Beatrice sentía que no tenía muchas alternativas, pero sonrió educadamente y dijo que iría a dar una vuelta mientras Jocasta hablaba con Helen.

– Después, Jocasta, tal vez podríamos hablar de ti y de tus problemas.

Jocasta dijo animadamente que no tenía ningún problema, que el problema había sido el matrimonio, pero que ahora que se había acabado, estaría bien y podría seguir con su vida.

– Estoy bien, lo juro -dijo Jocasta-. No tienes que preocuparte por mí.

Beatrice, mirándola a los ojos, tan brillantes, la cara demacrada, oyendo su voz exageradamente animada, pensó que sí tenía que preocuparse por ella.

Helen se había tomado la noticia con una calma considerable. En las últimas semanas le habían ocurrido tantas cosas que no le habría sorprendido mucho que Jocasta le hubiera dicho que el padre de Kate era el príncipe Carlos, o Brad Pitt o David Beckham.

En realidad, ésa parecía una opción bastante buena. Al menos era alguien a quien conocían y que a Kate le gustaba.

– Supongo que eso explica el parecido entre tú y Kate -dijo.

– Sí.

Aceptó que Jocasta y Josh hablaran con Kate.

– Se lo tomará mejor que vosotros.
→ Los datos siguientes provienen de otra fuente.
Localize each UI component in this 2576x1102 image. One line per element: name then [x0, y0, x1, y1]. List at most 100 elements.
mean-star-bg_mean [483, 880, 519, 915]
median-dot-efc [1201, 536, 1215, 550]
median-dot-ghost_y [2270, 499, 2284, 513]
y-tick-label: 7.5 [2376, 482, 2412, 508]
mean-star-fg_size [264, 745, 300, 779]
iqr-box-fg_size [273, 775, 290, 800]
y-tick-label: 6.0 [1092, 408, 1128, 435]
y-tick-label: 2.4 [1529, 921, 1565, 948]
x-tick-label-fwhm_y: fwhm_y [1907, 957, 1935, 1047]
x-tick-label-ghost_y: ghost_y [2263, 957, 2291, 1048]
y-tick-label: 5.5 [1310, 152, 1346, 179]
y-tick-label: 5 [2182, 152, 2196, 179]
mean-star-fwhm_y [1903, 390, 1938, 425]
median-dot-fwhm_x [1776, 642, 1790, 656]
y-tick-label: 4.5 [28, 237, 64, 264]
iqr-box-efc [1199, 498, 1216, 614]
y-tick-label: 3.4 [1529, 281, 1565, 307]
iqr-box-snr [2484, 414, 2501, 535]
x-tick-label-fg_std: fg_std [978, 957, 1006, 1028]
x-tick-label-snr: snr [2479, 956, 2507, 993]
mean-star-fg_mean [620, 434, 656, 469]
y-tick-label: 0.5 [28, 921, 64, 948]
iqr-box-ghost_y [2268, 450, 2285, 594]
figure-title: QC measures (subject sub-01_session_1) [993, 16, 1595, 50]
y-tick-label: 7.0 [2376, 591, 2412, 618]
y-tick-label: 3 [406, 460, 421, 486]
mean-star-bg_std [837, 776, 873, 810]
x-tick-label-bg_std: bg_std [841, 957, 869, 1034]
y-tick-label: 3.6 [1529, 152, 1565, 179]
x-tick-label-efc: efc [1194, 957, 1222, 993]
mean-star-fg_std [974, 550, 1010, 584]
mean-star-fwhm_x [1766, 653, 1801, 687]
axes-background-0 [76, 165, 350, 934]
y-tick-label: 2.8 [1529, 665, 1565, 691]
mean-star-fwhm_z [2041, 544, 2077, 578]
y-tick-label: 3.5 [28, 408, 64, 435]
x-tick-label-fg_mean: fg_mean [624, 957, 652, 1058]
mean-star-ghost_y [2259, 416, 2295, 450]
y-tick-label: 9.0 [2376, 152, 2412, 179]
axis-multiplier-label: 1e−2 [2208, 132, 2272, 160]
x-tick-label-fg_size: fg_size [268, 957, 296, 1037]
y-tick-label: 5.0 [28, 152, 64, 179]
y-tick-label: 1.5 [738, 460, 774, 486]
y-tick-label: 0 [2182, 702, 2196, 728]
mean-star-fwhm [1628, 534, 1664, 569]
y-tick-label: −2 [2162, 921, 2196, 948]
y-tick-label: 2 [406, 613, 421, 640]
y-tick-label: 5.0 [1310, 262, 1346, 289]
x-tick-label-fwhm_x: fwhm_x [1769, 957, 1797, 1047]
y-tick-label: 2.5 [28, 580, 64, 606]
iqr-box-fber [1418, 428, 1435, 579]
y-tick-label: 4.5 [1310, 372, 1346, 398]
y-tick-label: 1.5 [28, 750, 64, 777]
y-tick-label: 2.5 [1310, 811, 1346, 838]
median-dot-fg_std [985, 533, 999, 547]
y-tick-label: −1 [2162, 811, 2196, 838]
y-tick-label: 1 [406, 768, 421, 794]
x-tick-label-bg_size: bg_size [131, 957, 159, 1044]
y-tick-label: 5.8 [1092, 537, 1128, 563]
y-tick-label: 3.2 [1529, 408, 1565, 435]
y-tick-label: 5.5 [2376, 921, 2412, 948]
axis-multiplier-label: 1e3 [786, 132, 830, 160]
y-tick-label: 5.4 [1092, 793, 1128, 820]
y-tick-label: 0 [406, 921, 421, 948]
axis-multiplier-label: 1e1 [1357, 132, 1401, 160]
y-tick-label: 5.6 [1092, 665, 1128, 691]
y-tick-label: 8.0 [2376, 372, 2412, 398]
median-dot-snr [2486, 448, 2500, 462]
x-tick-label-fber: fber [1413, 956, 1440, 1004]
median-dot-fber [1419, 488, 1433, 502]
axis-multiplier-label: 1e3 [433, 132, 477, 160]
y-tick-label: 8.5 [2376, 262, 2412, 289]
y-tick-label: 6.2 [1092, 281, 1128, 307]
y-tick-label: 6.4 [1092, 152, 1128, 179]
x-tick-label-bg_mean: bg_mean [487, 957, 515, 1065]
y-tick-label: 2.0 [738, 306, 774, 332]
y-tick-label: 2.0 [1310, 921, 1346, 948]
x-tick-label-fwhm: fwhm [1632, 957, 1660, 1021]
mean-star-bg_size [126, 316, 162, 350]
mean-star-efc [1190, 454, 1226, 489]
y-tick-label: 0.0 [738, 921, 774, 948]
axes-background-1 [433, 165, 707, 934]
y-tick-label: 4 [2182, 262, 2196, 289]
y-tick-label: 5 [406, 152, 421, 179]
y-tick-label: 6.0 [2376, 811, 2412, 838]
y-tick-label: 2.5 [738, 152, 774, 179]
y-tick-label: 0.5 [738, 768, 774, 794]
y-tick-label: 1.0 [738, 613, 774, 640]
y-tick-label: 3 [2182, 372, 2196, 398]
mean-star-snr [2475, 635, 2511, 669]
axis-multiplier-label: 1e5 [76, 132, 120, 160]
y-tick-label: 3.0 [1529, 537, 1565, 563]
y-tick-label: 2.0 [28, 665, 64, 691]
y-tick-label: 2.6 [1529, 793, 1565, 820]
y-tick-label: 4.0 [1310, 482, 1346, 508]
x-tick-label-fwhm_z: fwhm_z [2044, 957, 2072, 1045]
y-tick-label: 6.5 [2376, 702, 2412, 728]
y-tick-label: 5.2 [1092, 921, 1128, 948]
Y Josh puede responder a muchas de sus preguntas. Incluso algunas cosas sobre… Martha.

Aún le costaba referirse a Martha como la madre de Kate.

Se lo dijo a Jim, que no se alegró tanto.

– Un chico de escuela privada -dijo, irritable-. Como su hermana.

– Sí, claro.

– ¿Sabes a cuál fue?

– Eton, creo.

– Lo que nos faltaba.

Helen abrió la boca para decirle que no dijera tonterías, pero se mordió la lengua. Sabía de qué se trataba, por lo que había pasado hacía unas semanas. Cuando Jim se había esforzado por consolarla, sin comprenderlo del todo. Ahora lo entendía. Temía el rechazo, la crítica, la comparación. Sobre todo la comparación.